Ajax Experience
- Established: 24 September 2011
- Dissolved: 1 August 2013
- Location: Rembrandtplein, entry at Utrechtsestraat 9 1017 DA Amsterdam
- Coordinates: 52°21′58″N 4°53′52″E﻿ / ﻿52.3661°N 4.8978°E
- Type: Sports Museum
- Curator: Paul van den Boom
- Website: Official website^{[permanent dead link]} (in Dutch)

= Ajax Experience =

The Ajax Experience was a museum dedicated to AFC Ajax' club history in Amsterdam in the Netherlands. The museum, located at the Rembrandtplein, was opened on 24 September 2011 and closed within two years after a 9 million euro loss.

== History ==
On 24 September 2011, Ajax Amsterdam opened the Ajax Experience as an attempt to bring the World of Ajax tour closer to Amsterdam-Centrum. Designed by Sid Lee and Gsmprjct°, the Ajax Experience was an interactive experience which shared the philosophy of the club with the public, as well as bring the audience closer to the likes of Johan Cruijff, Marco van Basten or Wesley Sneijder. Various national and international trophies that were won by the club over the years were on public display as well. With an estimated 3,5 million to 4,5 million fans in the Netherlands, and even more abroad, the Ajax Experience aimed to cater to the various fans who not only frequent the Amsterdam ArenA or Sportpark De Toekomst, but also those who are visiting Amsterdam as a tourist destination who are not looking to deviate too far from the trusted central area near by frequented destinations such as Stopera, Joods Historisch Museum, Tunfun, or Artis.

==Location==
Situated on the famed Rembrandtsplein in Amsterdam-Centrum in a former ABN-AMRO banking facility, the 1,400 m^{2} space proved to be optimal to provide the needed room to supply an interactive experience which featured cinematic match summaries, while showcasing the overall successes and big names associated with the club on the historic downtown square.

==Dissolution==
On 23 July 2013 it was announced that Ajax would discontinue the Ajax Experience, citing a loss in revenue as the cause for the discontinuation of the establishment.

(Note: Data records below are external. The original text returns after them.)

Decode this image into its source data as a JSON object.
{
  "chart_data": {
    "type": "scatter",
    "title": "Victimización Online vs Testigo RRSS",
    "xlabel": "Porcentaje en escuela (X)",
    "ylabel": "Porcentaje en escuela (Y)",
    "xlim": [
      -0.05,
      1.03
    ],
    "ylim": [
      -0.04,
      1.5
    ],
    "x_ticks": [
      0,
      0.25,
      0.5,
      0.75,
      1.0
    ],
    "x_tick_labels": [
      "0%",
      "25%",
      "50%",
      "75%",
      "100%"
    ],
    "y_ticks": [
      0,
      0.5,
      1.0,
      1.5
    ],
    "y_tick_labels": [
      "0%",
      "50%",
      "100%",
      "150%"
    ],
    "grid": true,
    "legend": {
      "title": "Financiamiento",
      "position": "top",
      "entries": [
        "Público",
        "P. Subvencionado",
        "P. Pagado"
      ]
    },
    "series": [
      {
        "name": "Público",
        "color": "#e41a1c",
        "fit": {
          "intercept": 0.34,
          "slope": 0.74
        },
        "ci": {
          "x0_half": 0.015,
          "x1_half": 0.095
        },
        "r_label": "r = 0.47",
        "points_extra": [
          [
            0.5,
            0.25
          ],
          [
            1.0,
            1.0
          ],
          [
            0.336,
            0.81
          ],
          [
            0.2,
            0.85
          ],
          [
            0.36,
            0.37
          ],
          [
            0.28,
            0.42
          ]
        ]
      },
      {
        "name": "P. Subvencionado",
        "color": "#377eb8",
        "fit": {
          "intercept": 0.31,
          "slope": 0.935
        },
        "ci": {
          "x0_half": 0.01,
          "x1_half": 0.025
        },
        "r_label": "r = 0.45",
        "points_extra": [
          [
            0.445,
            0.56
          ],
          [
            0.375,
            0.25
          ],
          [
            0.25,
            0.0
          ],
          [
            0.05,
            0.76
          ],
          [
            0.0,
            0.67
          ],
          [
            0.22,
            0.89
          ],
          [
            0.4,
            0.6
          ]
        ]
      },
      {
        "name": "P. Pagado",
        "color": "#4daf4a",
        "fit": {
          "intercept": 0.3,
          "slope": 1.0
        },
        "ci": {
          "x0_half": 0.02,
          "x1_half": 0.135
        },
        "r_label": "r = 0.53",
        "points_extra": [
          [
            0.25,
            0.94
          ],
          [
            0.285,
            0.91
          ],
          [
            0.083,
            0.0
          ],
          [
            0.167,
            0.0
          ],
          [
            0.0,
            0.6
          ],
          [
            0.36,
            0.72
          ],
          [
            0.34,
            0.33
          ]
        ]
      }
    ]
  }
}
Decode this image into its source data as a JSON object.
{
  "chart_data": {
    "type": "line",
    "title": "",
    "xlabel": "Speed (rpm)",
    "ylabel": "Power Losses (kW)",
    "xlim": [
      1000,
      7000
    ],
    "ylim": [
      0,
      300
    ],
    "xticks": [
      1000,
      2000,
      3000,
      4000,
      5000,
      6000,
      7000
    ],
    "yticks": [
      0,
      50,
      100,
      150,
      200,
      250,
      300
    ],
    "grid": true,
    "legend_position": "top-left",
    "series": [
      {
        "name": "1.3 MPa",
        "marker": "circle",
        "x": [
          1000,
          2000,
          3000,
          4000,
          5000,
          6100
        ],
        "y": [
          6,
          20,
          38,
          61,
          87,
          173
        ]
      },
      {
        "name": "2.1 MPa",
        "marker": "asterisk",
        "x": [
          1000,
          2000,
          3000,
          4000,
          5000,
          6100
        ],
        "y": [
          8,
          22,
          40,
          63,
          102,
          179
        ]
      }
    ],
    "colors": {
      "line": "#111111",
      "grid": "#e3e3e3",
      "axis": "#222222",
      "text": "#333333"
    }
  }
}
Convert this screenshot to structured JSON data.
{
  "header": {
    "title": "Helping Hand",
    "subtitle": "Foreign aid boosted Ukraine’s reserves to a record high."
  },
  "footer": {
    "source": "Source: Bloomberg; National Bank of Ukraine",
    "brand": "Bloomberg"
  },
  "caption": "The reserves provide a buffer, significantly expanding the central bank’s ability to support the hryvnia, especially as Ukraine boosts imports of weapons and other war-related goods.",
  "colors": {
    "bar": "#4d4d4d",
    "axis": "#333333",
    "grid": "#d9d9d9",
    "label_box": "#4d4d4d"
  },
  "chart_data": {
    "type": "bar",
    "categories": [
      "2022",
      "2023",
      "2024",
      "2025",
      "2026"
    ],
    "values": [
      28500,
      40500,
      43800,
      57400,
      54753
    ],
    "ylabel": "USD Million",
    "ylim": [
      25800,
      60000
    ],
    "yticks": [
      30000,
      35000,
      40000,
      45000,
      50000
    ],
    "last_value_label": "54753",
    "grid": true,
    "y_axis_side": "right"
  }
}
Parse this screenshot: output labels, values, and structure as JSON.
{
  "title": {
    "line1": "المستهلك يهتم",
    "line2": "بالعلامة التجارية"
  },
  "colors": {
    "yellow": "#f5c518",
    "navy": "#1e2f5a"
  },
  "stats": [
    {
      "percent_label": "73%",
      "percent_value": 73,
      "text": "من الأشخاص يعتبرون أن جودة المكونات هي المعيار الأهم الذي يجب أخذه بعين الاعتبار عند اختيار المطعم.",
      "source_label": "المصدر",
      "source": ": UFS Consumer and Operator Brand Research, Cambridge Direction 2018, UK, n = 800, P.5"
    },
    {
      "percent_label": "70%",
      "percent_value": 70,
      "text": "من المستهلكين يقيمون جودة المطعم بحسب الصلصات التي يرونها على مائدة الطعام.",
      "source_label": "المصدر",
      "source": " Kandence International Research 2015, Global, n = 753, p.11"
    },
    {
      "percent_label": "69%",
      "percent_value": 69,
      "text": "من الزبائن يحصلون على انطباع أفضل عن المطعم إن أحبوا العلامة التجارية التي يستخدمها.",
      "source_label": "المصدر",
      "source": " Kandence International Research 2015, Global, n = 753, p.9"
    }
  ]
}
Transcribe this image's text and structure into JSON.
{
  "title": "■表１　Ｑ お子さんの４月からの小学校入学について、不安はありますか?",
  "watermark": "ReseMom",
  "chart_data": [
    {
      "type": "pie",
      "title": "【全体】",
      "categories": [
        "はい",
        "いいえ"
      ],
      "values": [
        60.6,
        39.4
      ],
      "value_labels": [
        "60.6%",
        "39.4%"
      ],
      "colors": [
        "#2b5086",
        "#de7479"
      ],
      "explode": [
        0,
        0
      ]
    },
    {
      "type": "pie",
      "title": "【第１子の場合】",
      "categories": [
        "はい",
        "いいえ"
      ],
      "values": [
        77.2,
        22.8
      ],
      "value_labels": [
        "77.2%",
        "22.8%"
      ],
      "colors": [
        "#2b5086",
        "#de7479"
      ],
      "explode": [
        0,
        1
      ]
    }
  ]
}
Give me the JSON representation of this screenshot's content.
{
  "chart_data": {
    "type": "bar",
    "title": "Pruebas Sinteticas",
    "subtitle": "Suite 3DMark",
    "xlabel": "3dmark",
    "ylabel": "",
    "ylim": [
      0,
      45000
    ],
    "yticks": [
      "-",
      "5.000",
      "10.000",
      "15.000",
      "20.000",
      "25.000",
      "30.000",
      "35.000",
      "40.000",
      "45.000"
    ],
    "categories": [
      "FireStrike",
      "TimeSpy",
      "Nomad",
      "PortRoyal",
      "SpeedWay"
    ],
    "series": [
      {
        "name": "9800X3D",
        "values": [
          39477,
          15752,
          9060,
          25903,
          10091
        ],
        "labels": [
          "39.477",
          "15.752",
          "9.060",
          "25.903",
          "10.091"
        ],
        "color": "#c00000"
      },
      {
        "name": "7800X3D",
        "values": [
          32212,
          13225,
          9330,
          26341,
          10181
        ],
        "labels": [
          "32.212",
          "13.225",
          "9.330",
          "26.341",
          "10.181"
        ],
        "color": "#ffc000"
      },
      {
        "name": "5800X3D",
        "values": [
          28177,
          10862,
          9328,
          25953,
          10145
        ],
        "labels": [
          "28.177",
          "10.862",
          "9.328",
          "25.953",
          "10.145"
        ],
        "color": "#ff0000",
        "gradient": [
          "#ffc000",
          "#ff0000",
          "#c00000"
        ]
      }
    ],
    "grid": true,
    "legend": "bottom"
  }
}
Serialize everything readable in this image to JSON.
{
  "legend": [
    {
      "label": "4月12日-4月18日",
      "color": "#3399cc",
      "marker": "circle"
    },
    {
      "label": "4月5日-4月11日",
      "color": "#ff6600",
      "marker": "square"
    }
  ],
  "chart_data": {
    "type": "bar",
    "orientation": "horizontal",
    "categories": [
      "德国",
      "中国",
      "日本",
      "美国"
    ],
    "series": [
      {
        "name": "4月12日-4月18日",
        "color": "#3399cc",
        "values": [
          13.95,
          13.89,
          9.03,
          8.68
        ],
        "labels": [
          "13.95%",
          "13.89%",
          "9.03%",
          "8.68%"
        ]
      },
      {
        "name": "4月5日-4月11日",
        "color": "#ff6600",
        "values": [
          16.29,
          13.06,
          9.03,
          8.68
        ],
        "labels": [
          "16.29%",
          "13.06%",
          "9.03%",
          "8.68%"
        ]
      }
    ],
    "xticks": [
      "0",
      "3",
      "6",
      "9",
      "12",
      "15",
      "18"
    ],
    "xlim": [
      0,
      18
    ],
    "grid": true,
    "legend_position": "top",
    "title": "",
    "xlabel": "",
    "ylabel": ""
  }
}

The World of Ajax situated at the stadium would however continue to serve as a touristic function for the club, while the fanshop situated at the same location as the Experience remained open until 1 February 2014. The club made a reported €9 Million loss over the course of two years through the museum, which resulted in its immediate shutdown only 2 years after its opening day.